Bah voilà, enfin, se dit Alain. Plus qu’un petit mois à attendre. C’est que ça commençait à faire long ce confinement. Il les comptait les jours. Chaque matin, avant même le traditionnel passage aux toilettes, un petit bâton dans son cahier spiralé. Son épouse, Katel, trouvait ça assez anxiogène, ce petit rituel. Le déconfinement annoncé, Alain se leva de son canapé, ouvrit le tiroir de la commode et compta le nombre de bâtons. Il hésita à tracer les jours restants d’avance. « Ça va porter la poisse » se dit-il. Il referma le cahier, le tiroir et rejoignit Katel dans le salon. Il s’assit tranquillement dans son fauteuil. Le « débrief » du discours de Macron commençait. La béatitude ambiante l’énerva assez vite. Une tisane et au lit. Avec ce soir, un optimisme, certes relatif, mais bien présent pour un futur un peu plus réjouissant.

J-206

C'était le grand jour. Alain ne voulait rien organiser avant d'être sûr. Pas confiance en Macron. Katel, elle, trépignait. Il la rejoignit dans la cuisine pour le petit-déjeuner. Katel avait le sourire.

– Bon, ben voilà, maintenant, c’est sûr, on va pouvoir voir les petiots.

– Ouais.

– J’ai regardé sur la tablette, ça fait bien moins de 100 kilomètres.

– Ah bah tiens, fallait bien la « tablette », ça ne fait même pas 50 bornes.

– Je l’appelle ?

– Si tu veux.

– On les invite.

– Si tu veux.

Katel partit donc téléphoner à leur fille. Alain essaya d’écouter d’une oreille lointaine ce qu’il se disait. Ça ne dura pas longtemps et Katel réapparut dans la cuisine. Son visage était fermé.

– Elle ne veut pas.

– Comment ça, « elle ne veut pas » ?

– Elle dit qu’on est vieux, qu’il faut nous protéger, qu’il faut qu’on fasse attention.

– C’est quoi ces conneries ?

– Elle dit qu’il faudrait qu’on reste un peu confiné.
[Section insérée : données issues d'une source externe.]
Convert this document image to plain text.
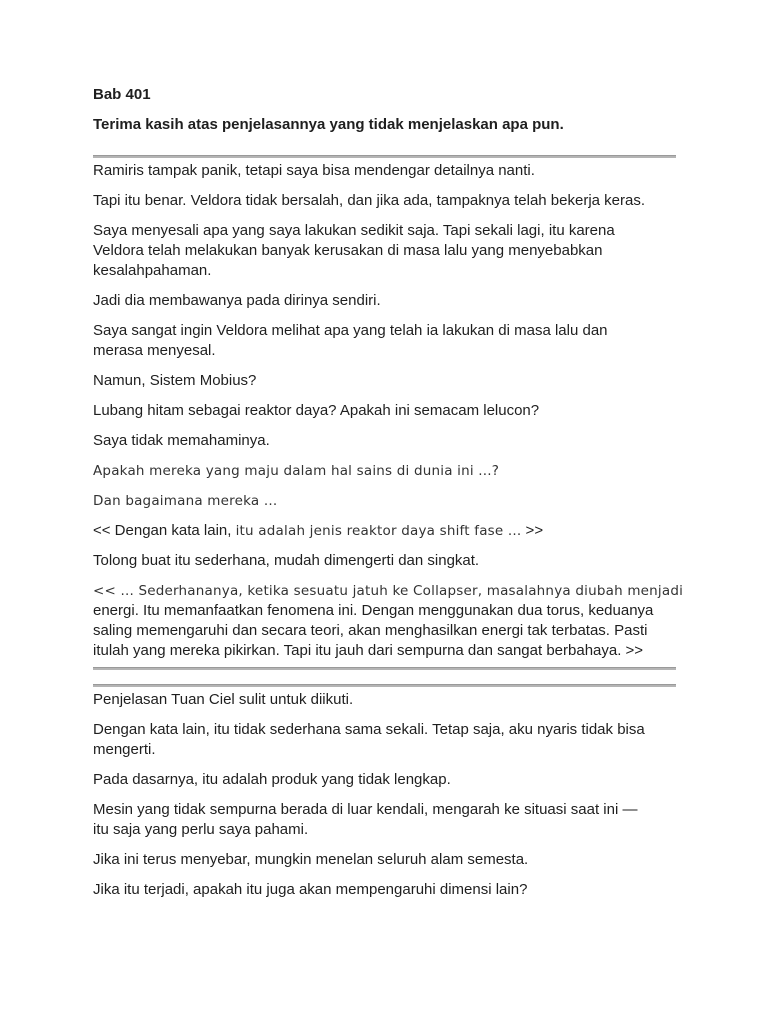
Bab 401
Terima kasih atas penjelasannya yang tidak menjelaskan apa pun.

Ramiris tampak panik, tetapi saya bisa mendengar detailnya nanti.

Tapi itu benar. Veldora tidak bersalah, dan jika ada, tampaknya telah bekerja keras.

Saya menyesali apa yang saya lakukan sedikit saja. Tapi sekali lagi, itu karena
Veldora telah melakukan banyak kerusakan di masa lalu yang menyebabkan
kesalahpahaman.

Jadi dia membawanya pada dirinya sendiri.

Saya sangat ingin Veldora melihat apa yang telah ia lakukan di masa lalu dan
merasa menyesal.

Namun, Sistem Mobius?

Lubang hitam sebagai reaktor daya? Apakah ini semacam lelucon?

Saya tidak memahaminya.

Apakah mereka yang maju dalam hal sains di dunia ini ...?

Dan bagaimana mereka ...

<< Dengan kata lain, itu adalah jenis reaktor daya shift fase ... >>

Tolong buat itu sederhana, mudah dimengerti dan singkat.

<< ... Sederhananya, ketika sesuatu jatuh ke Collapser, masalahnya diubah menjadi
energi. Itu memanfaatkan fenomena ini. Dengan menggunakan dua torus, keduanya
saling memengaruhi dan secara teori, akan menghasilkan energi tak terbatas. Pasti
itulah yang mereka pikirkan. Tapi itu jauh dari sempurna dan sangat berbahaya. >>

Penjelasan Tuan Ciel sulit untuk diikuti.

Dengan kata lain, itu tidak sederhana sama sekali. Tetap saja, aku nyaris tidak bisa
mengerti.

Pada dasarnya, itu adalah produk yang tidak lengkap.

Mesin yang tidak sempurna berada di luar kendali, mengarah ke situasi saat ini —
itu saja yang perlu saya pahami.

Jika ini terus menyebar, mungkin menelan seluruh alam semesta.

Jika itu terjadi, apakah itu juga akan mempengaruhi dimensi lain?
– Hein, « un peu » confiné ?

– Bah, tu sais, comme maintenant, juste faire les courses et une petite balade.

- . . .

– Faut pas qu’on voie trop de monde elle dit.

- . . .

J-205

5h40.

Katel gigota dans le lit. Alain, ça le réveilla. En même temps, il n'avait pas bien dormi. Macron le déconfinait et voilà que sa fille voulait le conserver sous cloche.

– Eh Katel, t’as pas bientôt fini tes gesticulations ?

– Je repense à Amélie.

– Quoi Amélie ?

– Bah tu sais, elle ne veut pas qu’on voit les petiots.

– Ouais, je sais…

– On fait quoi ?

– Je l’appellerai demain.

J-201

– Alors tu l’appelles ?

– Oui, c’est bon je vais le faire.

Alain repoussait cette échéance. Il sentait bien que ça allait être désagréable ce coup de fil.

– Allô ?

– Amélie ? C’est Papa.

– Ah salut Papa, comment tu vas ?

– Bien bien. Dis, ta mère, elle aimerait bien voir les petiots.

– Oui oui, on sait, mais ce n’est peut-être pas hyper prudent.

– On fera attention, ne t’inquiète pas pour nous.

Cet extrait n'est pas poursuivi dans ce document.